Der um zwei Höfe mäandrierende Baukörper erstreckt sich als mittelbündige Anlage über zwei Etagen und ein Untergeschoss. Entlang der Erschliessungsachse entsteht eine abwechslungsreiche Abfolge von zusammenhängenden Räumen, welche visuelle Kontakte auf beide Seiten zulassen. Der größere, öffentlichere Hof dient als Hauptzugang zum Gebäude und als Pausenhof für die Sekundarstufe. Der kleinere, eingefriedete Hof ist für die Schüler der Grundschule gedacht und gestattet so die gewünschte Kohabitation zwischen den verschiedenen Altersgruppen.

Im Eingangsbereich erlauben mobile Unterteilungen eine flexible Nutzung der Begegnungszonen in Verbindung mit der Mensa und der Aula. Diese steht gleichsam mit der Bühne als Auftakt und führt den Benutzer analog einem virtuellen Spannungsbogen durch das Gebäude bis zur diagonal entgegengesetzten Turnhalle.

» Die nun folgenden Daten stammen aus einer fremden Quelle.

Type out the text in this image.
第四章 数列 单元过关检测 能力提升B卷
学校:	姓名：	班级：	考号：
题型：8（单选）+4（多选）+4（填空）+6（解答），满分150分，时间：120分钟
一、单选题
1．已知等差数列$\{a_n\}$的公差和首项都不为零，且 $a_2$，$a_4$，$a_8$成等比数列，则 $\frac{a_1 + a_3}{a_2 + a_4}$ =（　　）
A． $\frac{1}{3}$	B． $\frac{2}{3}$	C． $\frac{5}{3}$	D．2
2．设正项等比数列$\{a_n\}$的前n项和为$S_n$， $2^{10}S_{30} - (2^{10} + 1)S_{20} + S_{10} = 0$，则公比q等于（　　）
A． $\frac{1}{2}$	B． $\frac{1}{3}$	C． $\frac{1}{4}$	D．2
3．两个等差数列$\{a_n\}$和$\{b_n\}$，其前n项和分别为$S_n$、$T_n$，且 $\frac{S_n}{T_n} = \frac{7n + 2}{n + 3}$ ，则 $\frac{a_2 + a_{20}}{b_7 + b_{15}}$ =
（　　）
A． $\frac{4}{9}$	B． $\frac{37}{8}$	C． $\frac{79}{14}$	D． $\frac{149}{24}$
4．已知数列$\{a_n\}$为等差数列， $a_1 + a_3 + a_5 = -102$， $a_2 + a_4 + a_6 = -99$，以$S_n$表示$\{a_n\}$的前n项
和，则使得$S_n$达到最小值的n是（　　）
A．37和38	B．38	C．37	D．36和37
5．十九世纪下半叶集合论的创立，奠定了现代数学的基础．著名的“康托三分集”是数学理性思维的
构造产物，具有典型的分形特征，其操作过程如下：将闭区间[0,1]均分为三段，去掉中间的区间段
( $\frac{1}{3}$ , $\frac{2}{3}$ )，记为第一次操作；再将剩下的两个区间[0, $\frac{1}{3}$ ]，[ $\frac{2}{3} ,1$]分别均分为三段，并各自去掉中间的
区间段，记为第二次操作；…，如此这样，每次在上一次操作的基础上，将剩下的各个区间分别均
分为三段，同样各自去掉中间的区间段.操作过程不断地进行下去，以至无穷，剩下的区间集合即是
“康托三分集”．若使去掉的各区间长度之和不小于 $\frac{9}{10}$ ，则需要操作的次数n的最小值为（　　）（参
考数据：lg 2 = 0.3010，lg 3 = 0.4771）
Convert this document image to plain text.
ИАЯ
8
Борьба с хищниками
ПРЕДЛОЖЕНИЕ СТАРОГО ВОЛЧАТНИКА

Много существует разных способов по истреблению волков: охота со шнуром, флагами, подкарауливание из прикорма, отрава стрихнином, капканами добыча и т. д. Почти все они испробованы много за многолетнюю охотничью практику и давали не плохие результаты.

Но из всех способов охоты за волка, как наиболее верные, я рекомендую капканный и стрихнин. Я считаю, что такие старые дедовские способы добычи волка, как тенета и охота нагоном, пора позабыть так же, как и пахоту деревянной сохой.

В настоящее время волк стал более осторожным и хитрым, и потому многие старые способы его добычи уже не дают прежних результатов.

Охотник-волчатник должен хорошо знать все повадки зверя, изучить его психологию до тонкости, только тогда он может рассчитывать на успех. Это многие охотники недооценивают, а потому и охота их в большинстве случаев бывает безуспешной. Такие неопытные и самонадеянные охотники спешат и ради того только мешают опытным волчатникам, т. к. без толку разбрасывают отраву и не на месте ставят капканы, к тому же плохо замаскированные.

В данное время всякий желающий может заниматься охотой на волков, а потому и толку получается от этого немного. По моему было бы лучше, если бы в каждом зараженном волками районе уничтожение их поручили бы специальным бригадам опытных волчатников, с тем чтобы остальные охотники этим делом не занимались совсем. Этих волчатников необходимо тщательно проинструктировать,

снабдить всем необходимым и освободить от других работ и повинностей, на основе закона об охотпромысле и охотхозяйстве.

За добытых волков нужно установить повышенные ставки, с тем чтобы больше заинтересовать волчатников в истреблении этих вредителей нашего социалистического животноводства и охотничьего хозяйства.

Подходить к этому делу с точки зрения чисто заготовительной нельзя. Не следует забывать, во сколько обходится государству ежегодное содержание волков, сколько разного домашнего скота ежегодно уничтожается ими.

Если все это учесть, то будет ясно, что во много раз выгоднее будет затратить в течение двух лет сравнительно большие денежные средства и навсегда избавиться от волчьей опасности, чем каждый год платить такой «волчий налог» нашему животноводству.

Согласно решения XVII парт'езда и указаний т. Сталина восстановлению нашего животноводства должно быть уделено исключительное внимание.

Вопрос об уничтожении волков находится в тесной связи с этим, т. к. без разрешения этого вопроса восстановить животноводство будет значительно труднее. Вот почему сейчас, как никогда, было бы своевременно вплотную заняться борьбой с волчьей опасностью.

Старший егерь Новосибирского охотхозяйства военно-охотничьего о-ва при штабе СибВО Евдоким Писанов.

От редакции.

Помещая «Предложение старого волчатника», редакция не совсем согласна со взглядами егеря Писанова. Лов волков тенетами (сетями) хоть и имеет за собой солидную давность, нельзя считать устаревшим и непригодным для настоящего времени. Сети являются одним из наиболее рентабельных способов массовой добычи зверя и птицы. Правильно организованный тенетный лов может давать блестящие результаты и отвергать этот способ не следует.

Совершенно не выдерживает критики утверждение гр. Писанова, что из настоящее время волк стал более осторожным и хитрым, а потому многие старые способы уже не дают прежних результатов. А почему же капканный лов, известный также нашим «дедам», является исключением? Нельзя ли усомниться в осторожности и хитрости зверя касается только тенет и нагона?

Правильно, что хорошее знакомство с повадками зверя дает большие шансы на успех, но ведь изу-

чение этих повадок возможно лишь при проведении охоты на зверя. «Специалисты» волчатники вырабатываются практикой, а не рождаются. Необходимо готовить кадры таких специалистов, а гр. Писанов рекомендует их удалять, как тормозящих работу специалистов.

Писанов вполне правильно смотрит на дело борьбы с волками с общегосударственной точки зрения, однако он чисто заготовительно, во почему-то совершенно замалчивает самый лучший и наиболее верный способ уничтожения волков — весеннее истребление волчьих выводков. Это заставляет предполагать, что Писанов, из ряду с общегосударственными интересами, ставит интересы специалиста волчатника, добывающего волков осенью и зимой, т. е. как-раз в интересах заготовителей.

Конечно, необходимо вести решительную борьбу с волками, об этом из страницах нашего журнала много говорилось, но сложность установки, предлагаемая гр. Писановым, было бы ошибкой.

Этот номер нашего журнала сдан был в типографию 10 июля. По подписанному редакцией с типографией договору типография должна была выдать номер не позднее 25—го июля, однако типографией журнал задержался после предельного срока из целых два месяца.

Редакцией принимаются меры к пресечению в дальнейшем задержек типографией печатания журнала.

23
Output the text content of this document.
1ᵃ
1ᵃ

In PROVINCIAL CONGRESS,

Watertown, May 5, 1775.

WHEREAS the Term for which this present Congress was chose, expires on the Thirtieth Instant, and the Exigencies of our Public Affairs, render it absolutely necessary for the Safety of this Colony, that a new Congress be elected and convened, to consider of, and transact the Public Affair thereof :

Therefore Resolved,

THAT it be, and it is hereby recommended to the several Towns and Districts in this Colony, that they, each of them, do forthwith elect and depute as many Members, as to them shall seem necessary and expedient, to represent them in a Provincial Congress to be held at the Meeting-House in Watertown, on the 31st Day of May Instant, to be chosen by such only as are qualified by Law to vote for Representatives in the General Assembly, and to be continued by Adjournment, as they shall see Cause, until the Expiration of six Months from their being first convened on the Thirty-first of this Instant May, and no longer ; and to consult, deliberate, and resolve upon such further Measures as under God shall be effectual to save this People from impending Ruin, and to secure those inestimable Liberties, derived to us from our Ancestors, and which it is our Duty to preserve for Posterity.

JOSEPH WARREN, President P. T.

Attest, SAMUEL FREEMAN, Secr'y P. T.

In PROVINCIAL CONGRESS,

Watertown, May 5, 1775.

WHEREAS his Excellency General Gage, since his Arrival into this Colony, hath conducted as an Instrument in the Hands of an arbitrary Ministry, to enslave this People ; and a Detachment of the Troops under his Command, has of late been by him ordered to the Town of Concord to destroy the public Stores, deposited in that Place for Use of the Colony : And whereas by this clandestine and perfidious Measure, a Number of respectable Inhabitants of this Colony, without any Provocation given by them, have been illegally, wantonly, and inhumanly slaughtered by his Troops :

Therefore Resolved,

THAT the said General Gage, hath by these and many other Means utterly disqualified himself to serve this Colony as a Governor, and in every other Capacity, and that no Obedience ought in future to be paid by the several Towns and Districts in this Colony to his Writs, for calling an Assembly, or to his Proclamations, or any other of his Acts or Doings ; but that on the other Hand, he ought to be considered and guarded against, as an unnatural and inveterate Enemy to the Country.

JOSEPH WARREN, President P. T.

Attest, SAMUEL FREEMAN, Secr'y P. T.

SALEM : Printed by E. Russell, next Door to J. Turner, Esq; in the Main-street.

Die Klassenzimmer für die Primar- und Sekundarstufe sind auf beide Etagen verteilt und orientieren sich zur Südostseite. Die Unterrichtsräume Richtung Nordwesten dienen den Fach- und Informatikräumen. Zu den Höfen gewandt befinden sich im Obergeschoss das Lehrerzimmer und die Bibliothek.

Drei Treppenanlagen erlauben eine einfache Orientierung im Gebäude und den raschen Etagenwechsel. Der gewünschten "kulturellen Außendarstellung" der DSG entspricht die prägnante Fassade, die in ihrer Gestaltung ein Markenzeichen für die Deutsche Schule in Genf werden kann. Die nach außen verlegte Fachwerkstatik bildet zusammen mit der filigranen Glashaut ein Maximum an Transparenz.  

Eine Besonderheit des Grundstücks ist der in unmittelbarer Nähe gelegene Flughafen. Der dadurch entstehende Lärm hat einen gewichtigen Einfluss auf den Schallschutz am Gebäude. Das Belüftungs- und Lärmschutzkonzept basiert auf einer hochwertigen Isolierverglasung verbunden mit einer kontrollierten Belüftung über die Fassade. Während der Unterrichtsstunde wird über eine schallgedämmte Ansaugbox im Bereich des Storenkastens temperierte Frischluft in den Raum geleitet und von dort kontinuierlich über einen Lüftungskanal zu einer Abluftanlage mit Wärmerückgewinnung weggeführt. In den Pausen können bei Bedarf einzelne Fenster zwecks Stosslüftung geöffnet werden.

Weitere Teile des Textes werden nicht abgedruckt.